Sal Paolantonio is not amused by the Sopranos. I'm sympathetic to his argument, especially his conclusion:

And unlike many groups who claim to speak for Italian-Americans, I've never thought that "The Sopranos" should be pulled off the air. And unlike many Italian-American critics of the show, I'm not going to rattle off a bunch of numbers trying to convince you that the mob is a minuscule percentage of the Italian-American community. To justify our objection to the show, it doesn't matter how many of us are doctors and lawyers and judges and teachers and sportscasters.

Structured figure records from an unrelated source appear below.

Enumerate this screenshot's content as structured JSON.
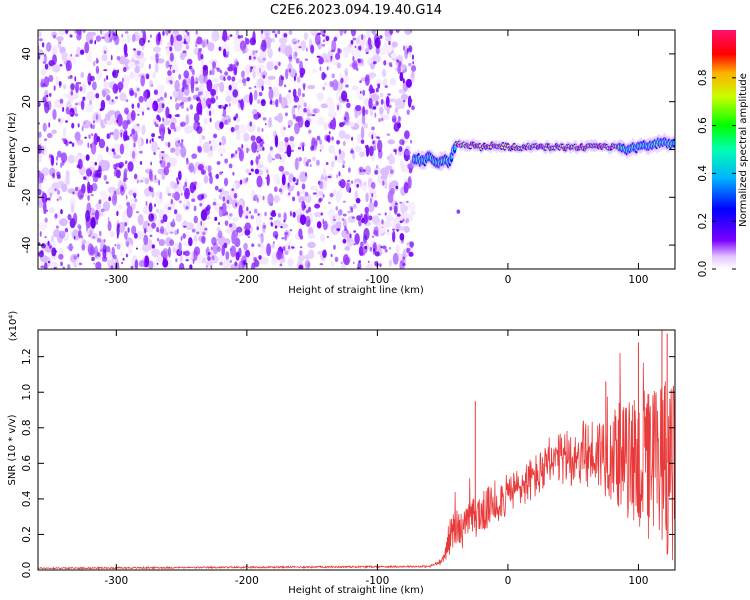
{
  "figure_title": "C2E6.2023.094.19.40.G14",
  "colors": {
    "snr_line": "#e83a3a",
    "speckle": "#7a00ff",
    "frame": "#000000"
  },
  "chart_data": [
    {
      "type": "heatmap",
      "xlabel": "Height of straight line (km)",
      "ylabel": "Frequency (Hz)",
      "xlim": [
        -360,
        128
      ],
      "ylim": [
        -50,
        50
      ],
      "xticks": [
        -300,
        -200,
        -100,
        0,
        100
      ],
      "yticks": [
        -40,
        -20,
        0,
        20,
        40
      ],
      "noise_region_x": [
        -360,
        -72
      ],
      "signal_track": {
        "x": [
          -70,
          -65,
          -60,
          -55,
          -50,
          -45,
          -40,
          -30,
          -20,
          -10,
          0,
          10,
          20,
          30,
          40,
          50,
          60,
          70,
          80,
          90,
          100,
          110,
          120,
          128
        ],
        "freq_hz": [
          -4,
          -5,
          -3,
          -6,
          -4,
          -5,
          2,
          2,
          1,
          2,
          1,
          1,
          1,
          1,
          1,
          1,
          1,
          1,
          1,
          0,
          1,
          2,
          3,
          2
        ]
      },
      "colorbar": {
        "label": "Normalized spectral amplitude",
        "range": [
          0,
          1
        ],
        "ticks": [
          "0.0",
          "0.2",
          "0.4",
          "0.6",
          "0.8"
        ],
        "tick_values": [
          0,
          0.2,
          0.4,
          0.6,
          0.8
        ]
      }
    },
    {
      "type": "line",
      "xlabel": "Height of straight line (km)",
      "ylabel": "SNR (10 * v/v)",
      "y_scale_label": "(x10⁴)",
      "xlim": [
        -360,
        128
      ],
      "ylim": [
        0,
        1.35
      ],
      "xticks": [
        -300,
        -200,
        -100,
        0,
        100
      ],
      "yticks": [
        "0.0",
        "0.2",
        "0.4",
        "0.6",
        "0.8",
        "1.0",
        "1.2"
      ],
      "ytick_values": [
        0,
        0.2,
        0.4,
        0.6,
        0.8,
        1.0,
        1.2
      ],
      "envelope": {
        "x": [
          -360,
          -60,
          -50,
          -45,
          -40,
          -35,
          -30,
          -25,
          -20,
          -10,
          0,
          10,
          20,
          30,
          40,
          50,
          60,
          70,
          80,
          90,
          100,
          110,
          120,
          128
        ],
        "y": [
          0.01,
          0.02,
          0.05,
          0.18,
          0.25,
          0.22,
          0.28,
          0.3,
          0.32,
          0.38,
          0.42,
          0.47,
          0.52,
          0.57,
          0.62,
          0.64,
          0.65,
          0.66,
          0.66,
          0.62,
          0.6,
          0.58,
          0.62,
          0.55
        ],
        "spread": [
          0.004,
          0.005,
          0.02,
          0.1,
          0.12,
          0.1,
          0.1,
          0.12,
          0.12,
          0.12,
          0.12,
          0.12,
          0.13,
          0.13,
          0.15,
          0.17,
          0.2,
          0.22,
          0.28,
          0.32,
          0.4,
          0.45,
          0.55,
          0.5
        ]
      },
      "spikes": [
        {
          "x": -25,
          "y": 0.95
        },
        {
          "x": 100,
          "y": 1.28
        },
        {
          "x": 118,
          "y": 1.35
        },
        {
          "x": 122,
          "y": 1.33
        },
        {
          "x": 75,
          "y": 1.06
        }
      ]
    }
  ]
}
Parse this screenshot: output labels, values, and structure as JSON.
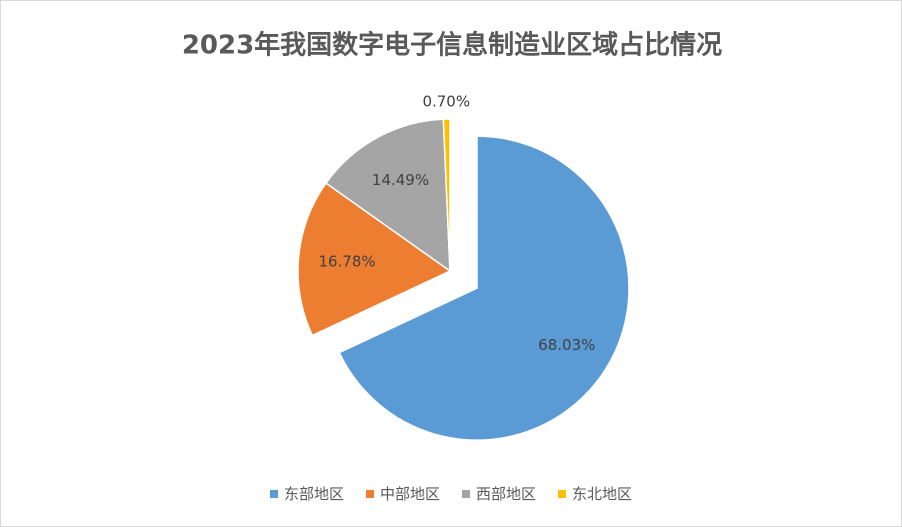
{
  "chart_data": {
    "type": "pie",
    "title": "2023年我国数字电子信息制造业区域占比情况",
    "categories": [
      "东部地区",
      "中部地区",
      "西部地区",
      "东北地区"
    ],
    "values": [
      68.03,
      16.78,
      14.49,
      0.7
    ],
    "value_labels": [
      "68.03%",
      "16.78%",
      "14.49%",
      "0.70%"
    ],
    "colors": [
      "#5b9bd5",
      "#ed7d31",
      "#a5a5a5",
      "#ffc000"
    ],
    "legend": "bottom"
  }
}
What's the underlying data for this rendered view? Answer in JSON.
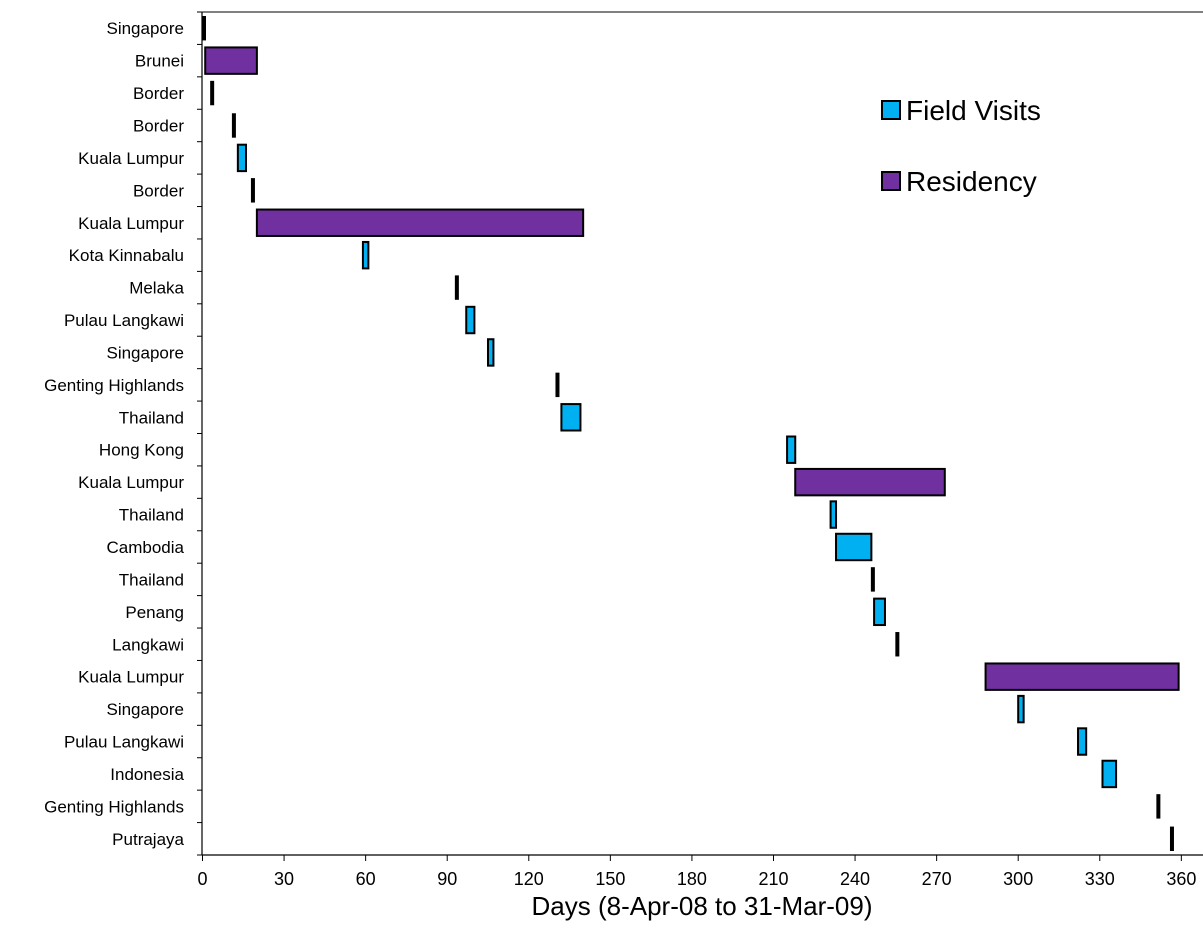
{
  "chart_data": {
    "type": "bar",
    "subtype": "gantt",
    "xlabel": "Days (8-Apr-08 to 31-Mar-09)",
    "xlim": [
      0,
      365
    ],
    "xticks": [
      0,
      30,
      60,
      90,
      120,
      150,
      180,
      210,
      240,
      270,
      300,
      330,
      360
    ],
    "grid": false,
    "legend_position": "top-right",
    "series": [
      {
        "name": "Field Visits",
        "color": "#00b0f0"
      },
      {
        "name": "Residency",
        "color": "#7030a0"
      }
    ],
    "tasks": [
      {
        "label": "Singapore",
        "start": 0,
        "end": 1,
        "type": "marker"
      },
      {
        "label": "Brunei",
        "start": 1,
        "end": 20,
        "type": "Residency"
      },
      {
        "label": "Border",
        "start": 3,
        "end": 4,
        "type": "marker"
      },
      {
        "label": "Border",
        "start": 11,
        "end": 12,
        "type": "marker"
      },
      {
        "label": "Kuala Lumpur",
        "start": 13,
        "end": 16,
        "type": "Field Visits"
      },
      {
        "label": "Border",
        "start": 18,
        "end": 19,
        "type": "marker"
      },
      {
        "label": "Kuala Lumpur",
        "start": 20,
        "end": 140,
        "type": "Residency"
      },
      {
        "label": "Kota Kinnabalu",
        "start": 59,
        "end": 61,
        "type": "Field Visits"
      },
      {
        "label": "Melaka",
        "start": 93,
        "end": 94,
        "type": "marker"
      },
      {
        "label": "Pulau Langkawi",
        "start": 97,
        "end": 100,
        "type": "Field Visits"
      },
      {
        "label": "Singapore",
        "start": 105,
        "end": 107,
        "type": "Field Visits"
      },
      {
        "label": "Genting Highlands",
        "start": 130,
        "end": 131,
        "type": "marker"
      },
      {
        "label": "Thailand",
        "start": 132,
        "end": 139,
        "type": "Field Visits"
      },
      {
        "label": "Hong Kong",
        "start": 215,
        "end": 218,
        "type": "Field Visits"
      },
      {
        "label": "Kuala Lumpur",
        "start": 218,
        "end": 273,
        "type": "Residency"
      },
      {
        "label": "Thailand",
        "start": 231,
        "end": 233,
        "type": "Field Visits"
      },
      {
        "label": "Cambodia",
        "start": 233,
        "end": 246,
        "type": "Field Visits"
      },
      {
        "label": "Thailand",
        "start": 246,
        "end": 247,
        "type": "marker"
      },
      {
        "label": "Penang",
        "start": 247,
        "end": 251,
        "type": "Field Visits"
      },
      {
        "label": "Langkawi",
        "start": 255,
        "end": 256,
        "type": "marker"
      },
      {
        "label": "Kuala Lumpur",
        "start": 288,
        "end": 359,
        "type": "Residency"
      },
      {
        "label": "Singapore",
        "start": 300,
        "end": 302,
        "type": "Field Visits"
      },
      {
        "label": "Pulau Langkawi",
        "start": 322,
        "end": 325,
        "type": "Field Visits"
      },
      {
        "label": "Indonesia",
        "start": 331,
        "end": 336,
        "type": "Field Visits"
      },
      {
        "label": "Genting Highlands",
        "start": 351,
        "end": 352,
        "type": "marker"
      },
      {
        "label": "Putrajaya",
        "start": 356,
        "end": 357,
        "type": "marker"
      }
    ]
  }
}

But just remember this when you tune in on Sunday nights: "The Sopranos" is not who we are.
Fair enough.

Let me stress that my greatest objection to the Sopranos is not that it gives a ridiculous impression of Italian Americans. My greatest objection is that it is wildly overrated as a good television show. Don't get me wrong, it's a good show overall, and I still watch it, but it has long stretches where nothing happens and we have to stare at James Gandolfini in a wife beater. It has one of the worst written characters on tv in A.J., played by one of the worst actors on tv in Robert Iler. It spends significant time on plot lines that have no point--remember the wire tapping episode, the rape episode, and chasing the Russian through the woods?

We tune in for the moments of brilliance--Chris' intervention was one of the greatest tv moments ever--but those moments are too few and far between. I'll watch the rest of the episodes, but I certainly won't weep when the Sopranos is done.

1 comment:

montana urban legend said...

Chasing the Russian guy through the woods?... I'm sure I wasn't the only one who got a kick out of the reference to "16 Czechoslovakians!" - sic. Sure, it's low-brow, but interspersing comedic and even comically mundane moments throughout helps maintain the pacing that's kept it going for so long compared to other HBO series. Chase probably knows he can keep the sensationalized franchise from burning out through not constantly appealing to literary brilliance - as dozens of other "critically acclaimed" HBO series that have long since been cancelled can illustrate.